By Fred George fred_george@aviationweek.com
Source: Business & Commercial Aviation

Taxiing out of the chocks, the wheel brakes felt smooth and responsive. Not so, the nosewheel steering. It still takes some practice to make smooth turns at low speeds because the rudder pedals provide little or no centering feedback.

Demonstration pilot Greg Eastburn in the right seat conservatively computed 113 KIAS for the V1/Vr decision and rotation speeds, 123 KIAS for the V2 one-engine-inoperative takeoff safety speed and 148 KIAS for flap retraction based on the 18,000-lb. takeoff weight, Wichita Mid-Continent Airport's 1,333-ft. field elevation, 29.83 barometer setting and 31C temperature. Takeoff field length was 4,260 ft.
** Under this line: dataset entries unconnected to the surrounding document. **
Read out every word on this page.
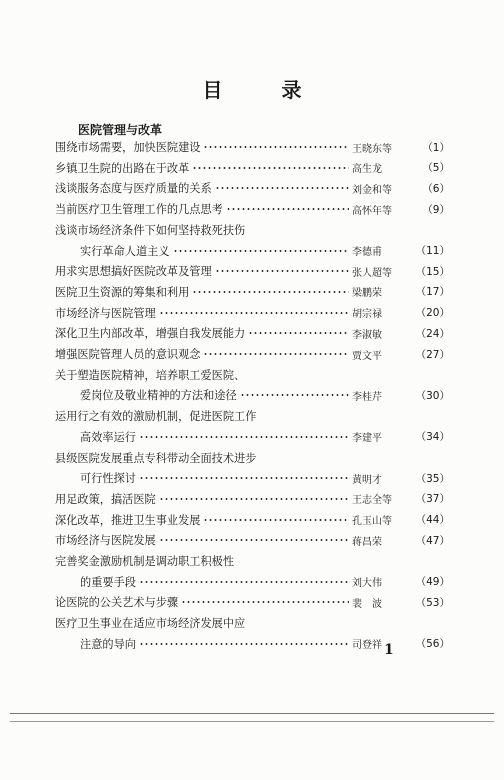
目 录
医院管理与改革
围绕市场需要，加快医院建设	王晓东等	（1）
乡镇卫生院的出路在于改革	高生龙	（5）
浅谈服务态度与医疗质量的关系	刘金和等	（6）
当前医疗卫生管理工作的几点思考	高怀年等	（9）
浅谈市场经济条件下如何坚持救死扶伤
实行革命人道主义	李德甫	（11）
用求实思想搞好医院改革及管理	张人超等	（15）
医院卫生资源的筹集和利用	梁鹏荣	（17）
市场经济与医院管理	胡宗禄	（20）
深化卫生内部改革，增强自我发展能力	李淑敏	（24）
增强医院管理人员的意识观念	贾文平	（27）
关于塑造医院精神，培养职工爱医院、
爱岗位及敬业精神的方法和途径	李桂芹	（30）
运用行之有效的激励机制，促进医院工作
高效率运行	李建平	（34）
县级医院发展重点专科带动全面技术进步
可行性探讨	黄明才	（35）
用足政策，搞活医院	王志全等	（37）
深化改革，推进卫生事业发展	孔玉山等	（44）
市场经济与医院发展	蒋昌荣	（47）
完善奖金激励机制是调动职工积极性
的重要手段	刘大伟	（49）
论医院的公关艺术与步骤	裴　波	（53）
医疗卫生事业在适应市场经济发展中应
注意的导向	司登祥	（56）
1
When the aircraft earns certification, it's likely that 2 to 4 kt. will be shaved off those V speeds, according to Bombardier's flight test data.

Once cleared for takeoff on Runway 19R and I pushed up the power levers to the takeoff detent, it was immediately apparent that this aircraft may resemble the Model 45, but it doesn't perform like one. The combination of 10% more thrust and 200 lb. less weight had a palpable effect as the aircraft accelerated.

Rotation forces were as hefty as those of the Model 45, as were roll control forces. Control feel was much lighter in the old Model 20 and 30 series aircraft.

Once we stabilized at 250 KIAS, the aircraft settled into a 6,000- to 7,000-fpm initial rate of climb. Safety pilot Lyn Jacques logged our passing through FL 350 in 14 min. since beginning takeoff roll, even though we were climbing in ISA+12C to ISA+20C conditions.

We leveled at FL 430 in 19 min. and settled into Mach 0.78 normal cruise. At a weight of 17,000+ lb., the aircraft zipped along at 444 KTAS at ISA-4C while sipping 1,040 lb./hr. Pushing up the thrust levers to cruise at the Mach 0.81 redline, we trued at 460 KTAS at the same OAT while burning 1,240 lb./hr. Operators choose Learjets for speed and fuel efficiency and the Model 75 delivers.

We then headed to Hutchison, Kan., Municipal Airport (HUT) to fly the RNAV (GPS) Runway 13 LPV procedure. During the descent, we encountered a TCAS traffic advisory alert. Unlike some other Garmin display systems, the G5000 in the Learjet 75 does not provide 3-D traffic imagery on the PFD. Instead, a small bird's-eye view chart inset pops up, showing traffic in two dimensions with the intruder's altitude differential shown in numerical digits.

Eastburn requested clearance for the full RNAV procedure to demonstrate Vision's ability to compute the required guidance maneuvers to enter a procedure turn and fly the entire procedure. We flew most of the procedure with the autopilot coupled and the system guided the aircraft smoothly and precisely throughout.

At minimums, we executed a missed approach. Pressing the Go Around button on the throttle disengages the autopilot, thus initially the missed approach must be flown by hand. After the appropriate lateral and vertical flight guidance modes have been programmed, the autopilot again may be coupled.